If you are going to operate a home business, have animals near the house or want to add an outbuilding or basement apartment, you'll need to find out what the property is zoned. Many different municipalities regulate zoning, so it's important to find out which municipality regulates the zoning for your property. Zoning is divided into two general categories: residential and commercial. Within each general category there are several divisions, such as residential single family, residential multi-family and retail. To find the out what the property is zoned, start with the property address.

Talk to a realtor and neighbors. As you are examining the property, ask a Realtor or the surrounding neighbors to see if they know which governmental agency is responsible for the zoning in that area. Long-term residents or experienced Realtors are more likely to know that information because they are more likely to have interacted with a zoning board. Single-family residents, especially short-term residents, have little reason to need zoning regulations.

Do an Internet search. The first line of research in the digital age is an Internet search using the exact property address. With so many public records online, this effort is likely to reveal the municipality that regulates zoning and planning issues for that property.

Visit the county offices. If you are not able to discover the municipality through an Internet search, then visit the county offices. Speak with the county recorder's clerks and ask to see zoning maps or tell them the address or general location of the property and ask if it is in the county jurisdiction or in some other municipality's jurisdiction for zoning. The county recorder keeps records of every real estate transaction in the county, and has detailed real estate maps. She can direct you to the correct municipality.

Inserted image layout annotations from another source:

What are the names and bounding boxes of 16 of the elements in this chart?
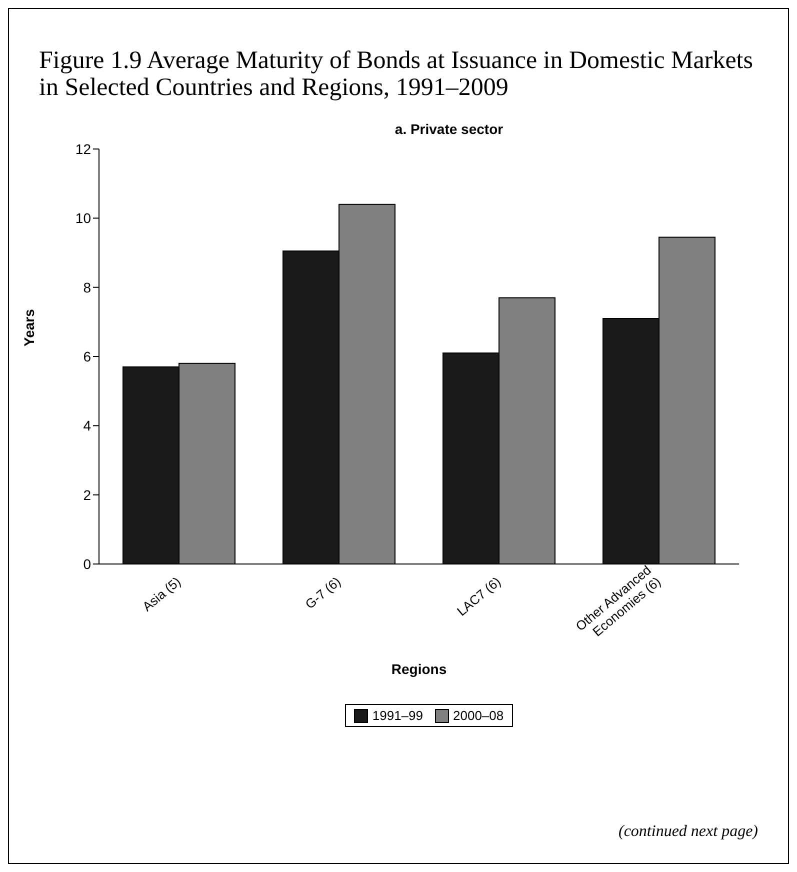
legend-label: 1991–99 xyxy=(372,708,423,723)
chart-subtitle: a. Private sector xyxy=(394,121,504,137)
x-tick-label: G-7 (6) xyxy=(302,574,344,612)
x-tick-label: Asia (5) xyxy=(140,574,184,614)
y-axis-title: Years xyxy=(20,308,37,346)
y-tick-label: 4 xyxy=(83,418,92,434)
chart-title: Figure 1.9 Average Maturity of Bonds at Issuance in Domestic Markets in Selected Countries and Regions, 1991–2009 xyxy=(39,47,754,101)
y-tick-label: 10 xyxy=(75,210,92,226)
text: (continued next page) xyxy=(618,823,758,841)
legend-label: 2000–08 xyxy=(453,708,504,723)
y-tick-label: 0 xyxy=(83,556,92,572)
y-tick-label: 2 xyxy=(83,486,92,503)
y-tick-label: 12 xyxy=(75,140,92,157)
y-tick-label: 6 xyxy=(83,348,92,364)
x-axis-title: Regions xyxy=(391,661,447,677)
y-tick-label: 8 xyxy=(83,279,92,296)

Visit or call the appropriate municipality. Once you have discovered the municipality that is responsible for planning and zoning your property, call or visit them. There is usually a zoning department or board, a planning and zoning board or department, or a planning department that handles zoning regulations. If you have the address for the property, a simple phone call may be adequate. If not, you may have to go into the office and look at zoning maps.

Check zoning guidelines for your use. Ask if there are specific written, online or printed guidelines describing what uses are allowed in each zoning area. Each subcategory of residential or commercial is usually assigned a number, such as R-1 for residential or C-2 for commercial. The numbers will not give you specific enough information to know if your proposed use is acceptable for that area, so ask for the specifics. Be sure to check such regulations as sign height, yard setbacks and allowed home business uses before moving forward with any project or business.

Tip

  • If you know the appropriate municipality, you can find much of the zoning information online. Some have all the zoning maps online, others allow you to search zoning by property address. Once you have reviewed the zoning guidelines for your property, check with the zoning enforcement officers, describe your planned use of the property, and be sure that they agree the use is acceptable. Ask for any cautions or tips they would give. Since they will be the ones who enforce the guidelines, it's best to know their interpretation of the rules.

Tip

  • Do not take the word of a Realtor or any other non-governmental agent about the zoning of a piece of land. If in any doubt that the zoning is acceptable for the use, visit the government office for the appropriate municipality directly and ask for an official determination. Ask the person in charge of enforcing zoning ordinances (this may vary depending on the municipality) to affirm the zoning and the use you propose.